Over the last few years, there has been evidence to suggest that a substantial proportion of ovarian cancer may start in the fallopian tubes, although some cancer clearly arises in the ovary. As a result, removal of both fallopian tubes (called ‘bilateral salpingectomy’) has been suggested as an interim procedure to reduce risk in BRCA mutation carriers.1,2 But it is still very important to remember that there are no data available to tell us how effective this procedure is at reducing the future risk of ovarian cancer.

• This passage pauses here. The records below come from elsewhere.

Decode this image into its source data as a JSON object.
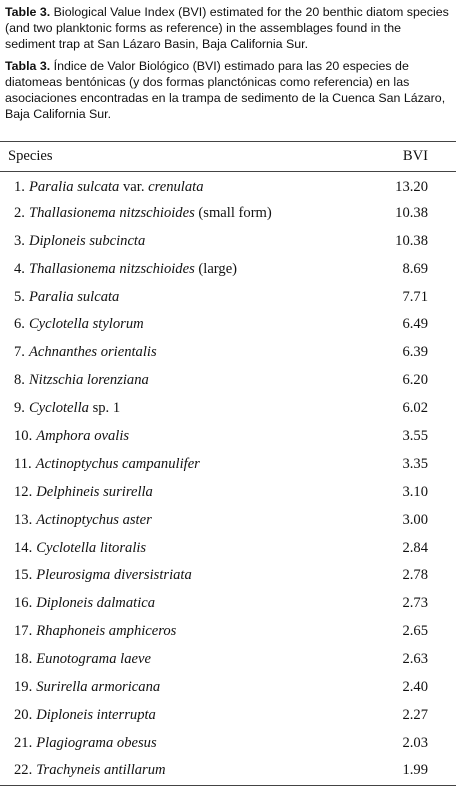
{
  "caption_en": {
    "label": "Table 3.",
    "text": "Biological Value Index (BVI) estimated for the 20 benthic diatom species (and two planktonic forms as reference) in the assemblages found in the sediment trap at San Lázaro Basin, Baja California Sur."
  },
  "caption_es": {
    "label": "Tabla 3.",
    "text": "Índice de Valor Biológico (BVI) estimado para las 20 especies de diatomeas bentónicas (y dos formas planctónicas como referencia) en las asociaciones encontradas en la trampa de sedimento de la Cuenca San Lázaro, Baja California Sur."
  },
  "table": {
    "headers": [
      "Species",
      "BVI"
    ],
    "rows": [
      {
        "num": "1.",
        "species": [
          {
            "text": "Paralia sulcata",
            "italic": true
          },
          {
            "text": "var.",
            "italic": false
          },
          {
            "text": "crenulata",
            "italic": true
          }
        ],
        "bvi": "13.20"
      },
      {
        "num": "2.",
        "species": [
          {
            "text": "Thallasionema nitzschioides",
            "italic": true
          },
          {
            "text": "(small form)",
            "italic": false
          }
        ],
        "bvi": "10.38"
      },
      {
        "num": "3.",
        "species": [
          {
            "text": "Diploneis subcincta",
            "italic": true
          }
        ],
        "bvi": "10.38"
      },
      {
        "num": "4.",
        "species": [
          {
            "text": "Thallasionema nitzschioides",
            "italic": true
          },
          {
            "text": "(large)",
            "italic": false
          }
        ],
        "bvi": "8.69"
      },
      {
        "num": "5.",
        "species": [
          {
            "text": "Paralia sulcata",
            "italic": true
          }
        ],
        "bvi": "7.71"
      },
      {
        "num": "6.",
        "species": [
          {
            "text": "Cyclotella stylorum",
            "italic": true
          }
        ],
        "bvi": "6.49"
      },
      {
        "num": "7.",
        "species": [
          {
            "text": "Achnanthes orientalis",
            "italic": true
          }
        ],
        "bvi": "6.39"
      },
      {
        "num": "8.",
        "species": [
          {
            "text": "Nitzschia lorenziana",
            "italic": true
          }
        ],
        "bvi": "6.20"
      },
      {
        "num": "9.",
        "species": [
          {
            "text": "Cyclotella",
            "italic": true
          },
          {
            "text": "sp. 1",
            "italic": false
          }
        ],
        "bvi": "6.02"
      },
      {
        "num": "10.",
        "species": [
          {
            "text": "Amphora ovalis",
            "italic": true
          }
        ],
        "bvi": "3.55"
      },
      {
        "num": "11.",
        "species": [
          {
            "text": "Actinoptychus campanulifer",
            "italic": true
          }
        ],
        "bvi": "3.35"
      },
      {
        "num": "12.",
        "species": [
          {
            "text": "Delphineis surirella",
            "italic": true
          }
        ],
        "bvi": "3.10"
      },
      {
        "num": "13.",
        "species": [
          {
            "text": "Actinoptychus aster",
            "italic": true
          }
        ],
        "bvi": "3.00"
      },
      {
        "num": "14.",
        "species": [
          {
            "text": "Cyclotella litoralis",
            "italic": true
          }
        ],
        "bvi": "2.84"
      },
      {
        "num": "15.",
        "species": [
          {
            "text": "Pleurosigma diversistriata",
            "italic": true
          }
        ],
        "bvi": "2.78"
      },
      {
        "num": "16.",
        "species": [
          {
            "text": "Diploneis dalmatica",
            "italic": true
          }
        ],
        "bvi": "2.73"
      },
      {
        "num": "17.",
        "species": [
          {
            "text": "Rhaphoneis amphiceros",
            "italic": true
          }
        ],
        "bvi": "2.65"
      },
      {
        "num": "18.",
        "species": [
          {
            "text": "Eunotograma laeve",
            "italic": true
          }
        ],
        "bvi": "2.63"
      },
      {
        "num": "19.",
        "species": [
          {
            "text": "Surirella armoricana",
            "italic": true
          }
        ],
        "bvi": "2.40"
      },
      {
        "num": "20.",
        "species": [
          {
            "text": "Diploneis interrupta",
            "italic": true
          }
        ],
        "bvi": "2.27"
      },
      {
        "num": "21.",
        "species": [
          {
            "text": "Plagiograma obesus",
            "italic": true
          }
        ],
        "bvi": "2.03"
      },
      {
        "num": "22.",
        "species": [
          {
            "text": "Trachyneis antillarum",
            "italic": true
          }
        ],
        "bvi": "1.99"
      }
    ]
  }
}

In essence, bilateral salpingectomy preserves ovarian function, thus it does not put premenopausal patients into premature menopause. The procedure can be done through a minimally invasive approach, and may allow patients to defer removing their ovaries until they are closer to menopause. In fact, a small study of 14 young BRCA mutation carriers documented the procedure as feasible.3 However, this study could not assess how effective the procedure was in reducing future ovarian cancer risk, nor was it able to assess whether the procedure had an effect on ovarian function. Ultimately, until the usefulness of bilateral salpingectomy is more fully assessed, patients need to remember that this procedure does not eliminate their cancer risks as completely as if they had undergone a bilateral salpingo-oophorectomy (i.e. removal of both ovaries as well as the fallopian tubes). As much as salpingectomy may become an important ovarian cancer risk reduction measure, it is exceedingly important to further study the validity of the procedure as a risk-reducing intervention in the context of research efforts.
1. Greene MH, et al. Am J Obstet Gynecol. 2011 Jan;204(1):19.e1-6. 2. Dietl J, et al. Hum Reprod. 2011 Nov;26(11):2918-24. 3. Leblanc E, et al. Gynecol Oncol. 2011 Jun 1;121(3):472-6.